There's one thing about Japan that never fails to amaze my American friends whenever they visit me in Tokyo. It's something that I'm still amazed by myself, even after living over a decade in this country, and I've seen similar comments online countless times. Customer service in Japan is excellent.

I'll give an example: fast food. In the US, working in fast food is almost used as a sort of horror story ("Study hard or you'll end up flipping burgers!"). It's not the sort of place you aspire to work at. I know my local fast food joint in the US was like that. It was obvious the moment you walked in that none of the workers wanted to be there. I'd order my food, eat quickly, and then leave, feeling a bit depressed.

It's the exact opposite here in Japan. You're greeted by cheerful cashiers the moment you walk in, they take your order, and then repeat everything to make sure that they've gotten the order right. It genuinely feels like they take pride in their jobs, and the service that they are providing, and it shows.

This isn't just in the fast food industry.
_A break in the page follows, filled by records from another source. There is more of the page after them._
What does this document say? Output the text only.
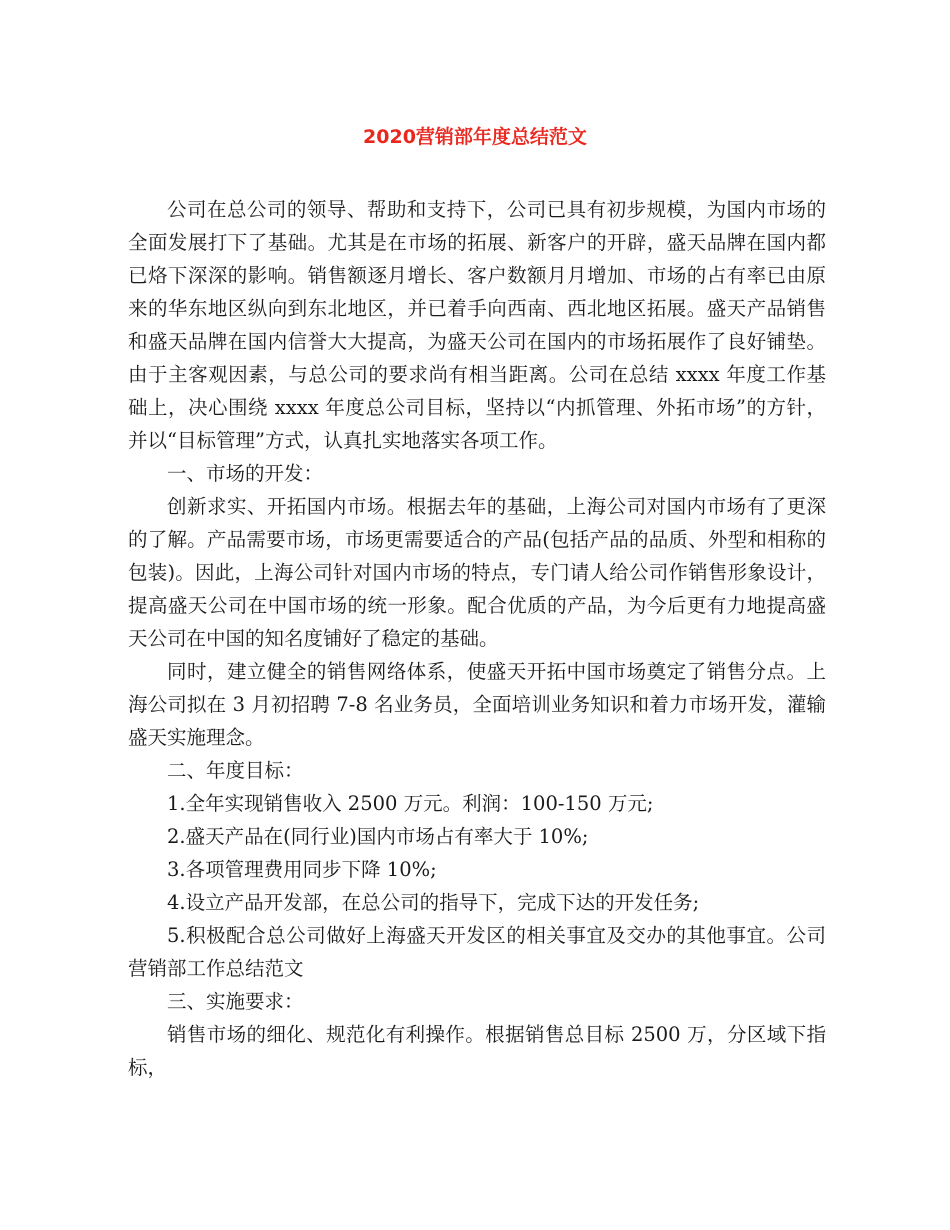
2020营销部年度总结范文

公司在总公司的领导、帮助和支持下，公司已具有初步规模，为国内市场的全面发展打下了基础。尤其是在市场的拓展、新客户的开辟，盛天品牌在国内都已烙下深深的影响。销售额逐月增长、客户数额月月增加、市场的占有率已由原来的华东地区纵向到东北地区，并已着手向西南、西北地区拓展。盛天产品销售和盛天品牌在国内信誉大大提高，为盛天公司在国内的市场拓展作了良好铺垫。由于主客观因素，与总公司的要求尚有相当距离。公司在总结 xxxx 年度工作基础上，决心围绕 xxxx 年度总公司目标，坚持以“内抓管理、外拓市场”的方针，并以“目标管理”方式，认真扎实地落实各项工作。

一、市场的开发：

创新求实、开拓国内市场。根据去年的基础，上海公司对国内市场有了更深的了解。产品需要市场，市场更需要适合的产品(包括产品的品质、外型和相称的包装)。因此，上海公司针对国内市场的特点，专门请人给公司作销售形象设计，提高盛天公司在中国市场的统一形象。配合优质的产品，为今后更有力地提高盛天公司在中国的知名度铺好了稳定的基础。

同时，建立健全的销售网络体系，使盛天开拓中国市场奠定了销售分点。上海公司拟在 3 月初招聘 7-8 名业务员，全面培训业务知识和着力市场开发，灌输盛天实施理念。

二、年度目标：

1.全年实现销售收入 2500 万元。利润：100-150 万元;

2.盛天产品在(同行业)国内市场占有率大于 10%;

3.各项管理费用同步下降 10%;

4.设立产品开发部，在总公司的指导下，完成下达的开发任务;

5.积极配合总公司做好上海盛天开发区的相关事宜及交办的其他事宜。公司营销部工作总结范文

三、实施要求：

销售市场的细化、规范化有利操作。根据销售总目标 2500 万，分区域下指标，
It's everywhere. Buying a gift for a friend? They'll wrap it perfectly, and remove any trace of the price so that you don't feel awkward (it was cheap), or the recipient doesn't feel awkward (it was expensive). All this takes place in a country where tipping is unheard of. Here, it's not "the customer is always right". Rather, it's "the customer is god". Everyone is proud and honored to be doing the job that they are doing, and the utmost care is taken to never offend the customer.

Excellent customer service is something that extends to the online world as well. Support should be as painless as possible for users. Live chatting is seen as something complicated and unreliable, email support too slow. Users like to be able to call in and speak to a person, so that their problems can be solved quickly and efficiently.


The above image is something commonly found in Japanese websites. The number is shown in big bold letters so that it is easy to find, and images of the call center agents reassures the customer that they are ready at a moment's notice to answer any questions. In addition, using the yellow button on the right, users are able to set up a callback from customer support at the time of their choosing.

Excellent customer service isn't just an extra detail here. It's the norm, and it's definitely something that needs to be kept in mind for any service trying to break into the Japanese market.